Among all the factors of a positive integer N, there may exist several consecutive numbers. For example, 630 can be factored as 3*5*6*7, where 5, 6, and 7 are the three consecutive numbers. Now given any positive N, you are supposed to find the maximum number of consecutive factors, and list the smallest sequence of the consecutive factors.

Input Specification:

Each input file contains one test case, which gives the integer N (1<N<2³¹).

Output Specification:

For each test case, print in the first line the maximum number of consecutive factors.
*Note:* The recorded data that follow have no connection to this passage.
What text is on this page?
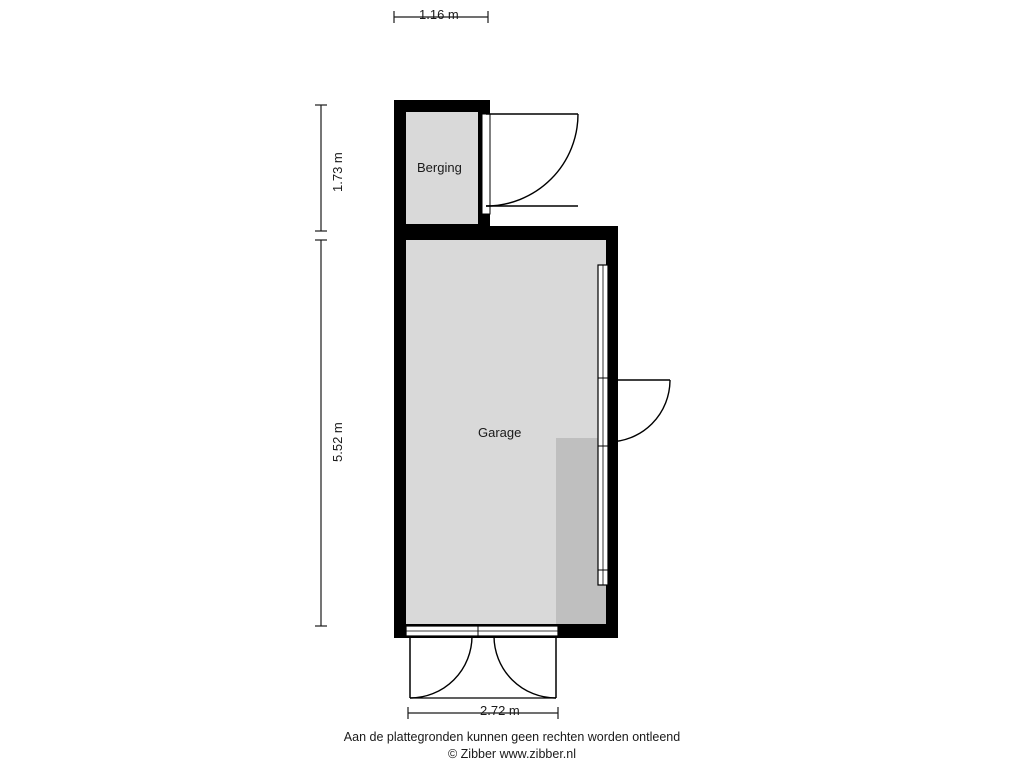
Berging
Garage
1.16 m
2.72 m
1.73 m
5.52 m
Aan de plattegronden kunnen geen rechten worden ontleend
© Zibber www.zibber.nl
Then in the second line, print the smallest sequence of the consecutive factors in the format "factor[1]*factor[2]*...*factor[k]", where the factors are listed in increasing order, and 1 is NOT included.

630

3
5*6*7

思路
 因為12！ < 2^31 < 13!。
 所以，因子大小不會超過12！,連續因子的長度不會超過12。
 從長度為12開始減小，令res為滿足條件的最大因子，窮舉所有可能直到滿足N % res == 0就行。
 註：窮舉的過程中res會溢出，不過不影響結果。。
代碼

#include<iostream>
#include<math.h>
using namespace std;
int main()
{
    int N;
    while(cin >> N)
    {
        int maxnum = sqrt(N);
        for(int len = 12;len >= 1;len--)
        {
            for(int start = 2; start <= maxnum;start++)
            {
               int res = 1;
               for(int i = start;i - start < len;i++)
               {
                   res *= i;
               }
               if(N % res == 0)
               {
                   cout << len << endl << start;
                   for(int j = start + 1;j - start < len;j++)
                    cout << "*" << j;
                   return 0;
               }
            }
        }
        cout << 1 << endl;
        cout << N;
    }
}

PAT1096:Consecutive Factors